Monday, April 16, 2007






Background Middle-ground Foreground


The actions of the blue figure are the opposite of camouflage, rather than adapt to its background , it alters its background in order to naturalise itself. The blue screen suit confers upon its wearer the absurd possibility of invisibility, like the Ring of Gyges or the mythical properties of the Heliotrope stone. In masking the identity of the wearer, it makes them alien: estranged. Like the Sorcerer’s Apprentice the figure is condemned to repeat the action over and over, painting itself out of the picture.

What is left by this process? A blue screen, folded into the corner; a screen within a screen, demarking a space for the viewer: a ground or planar organisation staging the viewer into actor or model. The blue screen offers the possibility of keying in one’s own background, a metaphoric elsewhere; a space within a space.
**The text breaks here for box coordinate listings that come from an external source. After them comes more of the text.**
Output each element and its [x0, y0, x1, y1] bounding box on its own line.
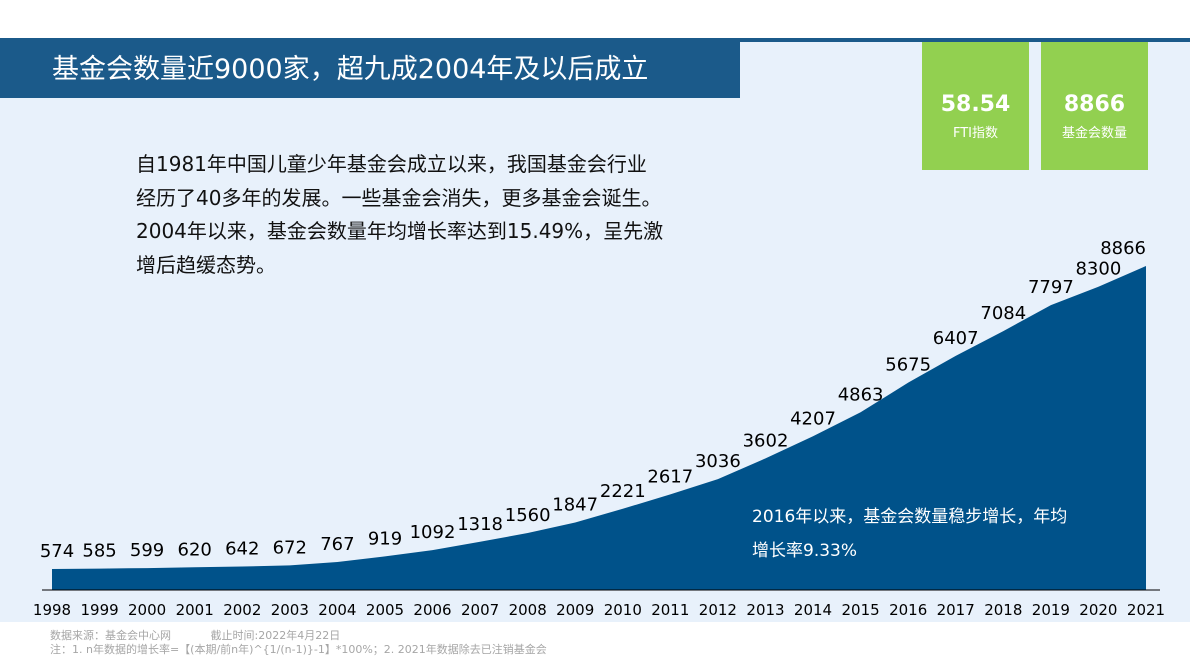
x-tick-label: 2011 [651, 601, 689, 619]
page-title: 基金会数量近9000家，超九成2004年及以后成立 [0, 42, 740, 98]
data-label: 7084 [980, 303, 1026, 324]
x-tick-label: 2009 [556, 601, 594, 619]
x-tick-label: 2021 [1127, 601, 1165, 619]
x-tick-label: 2005 [366, 601, 404, 619]
intro-line: 经历了40多年的发展。一些基金会消失，更多基金会诞生。 [136, 185, 662, 210]
kpi-count-label: 基金会数量 [1061, 126, 1127, 141]
data-label: 672 [273, 537, 307, 558]
data-label: 2617 [647, 466, 693, 487]
data-label: 574 [40, 541, 74, 562]
footer: 数据来源：基金会中心网 截止时间:2022年4月22日 注：1. n年数据的增长… [50, 629, 547, 657]
x-tick-label: 2020 [1079, 601, 1117, 619]
data-source: 数据来源：基金会中心网 [50, 629, 171, 642]
intro-line: 自1981年中国儿童少年基金会成立以来，我国基金会行业 [136, 152, 647, 176]
data-label: 7797 [1028, 277, 1074, 298]
data-label: 4863 [838, 384, 884, 405]
data-label: 642 [225, 539, 259, 560]
annotation-line: 增长率9.33% [752, 541, 858, 561]
area-series [52, 266, 1146, 590]
data-label: 1560 [505, 505, 551, 526]
data-label: 8866 [1100, 238, 1146, 259]
kpi-foundation-count: 8866 基金会数量 [1041, 42, 1148, 170]
data-label: 8300 [1075, 259, 1121, 280]
data-cutoff: 截止时间:2022年4月22日 [210, 629, 341, 642]
x-tick-label: 2007 [461, 601, 499, 619]
data-label: 5675 [885, 355, 931, 376]
footnote: 注：1. n年数据的增长率=【(本期/前n年)^{1/(n-1)}-1】*100… [50, 643, 547, 656]
x-tick-label: 2002 [223, 601, 261, 619]
x-tick-label: 2015 [842, 601, 880, 619]
x-tick-label: 2012 [699, 601, 737, 619]
data-label: 6407 [933, 328, 979, 349]
x-tick-label: 2006 [413, 601, 451, 619]
x-tick-label: 2016 [889, 601, 927, 619]
data-label: 1092 [410, 522, 456, 543]
x-tick-label: 2013 [746, 601, 784, 619]
data-label: 585 [82, 541, 116, 562]
data-label: 1847 [552, 495, 598, 516]
x-tick-label: 2014 [794, 601, 832, 619]
intro-line: 增后趋缓态势。 [136, 252, 276, 277]
data-label: 3602 [743, 430, 789, 451]
data-label: 4207 [790, 408, 836, 429]
x-tick-label: 2010 [604, 601, 642, 619]
x-tick-label: 2003 [271, 601, 309, 619]
data-label: 620 [178, 539, 212, 560]
kpi-count-value: 8866 [1063, 92, 1126, 117]
kpi-fti-label: FTI指数 [952, 126, 999, 141]
data-label: 3036 [695, 451, 741, 472]
x-tick-label: 2001 [176, 601, 214, 619]
kpi-fti-value: 58.54 [940, 92, 1011, 117]
x-tick-label: 2017 [937, 601, 975, 619]
data-label: 919 [368, 528, 402, 549]
intro-line: 2004年以来，基金会数量年均增长率达到15.49%，呈先激 [136, 219, 664, 243]
chart-annotation: 2016年以来，基金会数量稳步增长，年均 增长率9.33% [752, 500, 1132, 568]
x-tick-label: 2019 [1032, 601, 1070, 619]
top-rule [0, 38, 1190, 42]
x-tick-label: 1999 [81, 601, 119, 619]
data-label: 767 [320, 534, 354, 555]
x-tick-label: 2008 [509, 601, 547, 619]
x-tick-label: 2000 [128, 601, 166, 619]
intro-text: 自1981年中国儿童少年基金会成立以来，我国基金会行业 经历了40多年的发展。一… [136, 148, 756, 282]
x-tick-label: 2018 [984, 601, 1022, 619]
kpi-fti-index: 58.54 FTI指数 [922, 42, 1029, 170]
data-label: 599 [130, 540, 164, 561]
x-tick-label: 1998 [33, 601, 71, 619]
annotation-line: 2016年以来，基金会数量稳步增长，年均 [752, 507, 1068, 527]
data-label: 2221 [600, 481, 646, 502]
data-label: 1318 [457, 514, 503, 535]
x-tick-label: 2004 [318, 601, 356, 619]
The live feed synthesises real, extensive space into a flat representation. Time passes and the light moves over the painting. People move through the space, the gesture and the gaze become heightened, frozen within the frame.

In this instance the gallery space becomes a means for the production of work. Reception becomes production. The space at Five Years operates as a vestibule, antechamber, a passageway through to the studios, interface between practice and public. It is a waiting room.

Huis Clos is the title of a Sartre play.
It is translated as Dead End, No Exit and also as In Camera.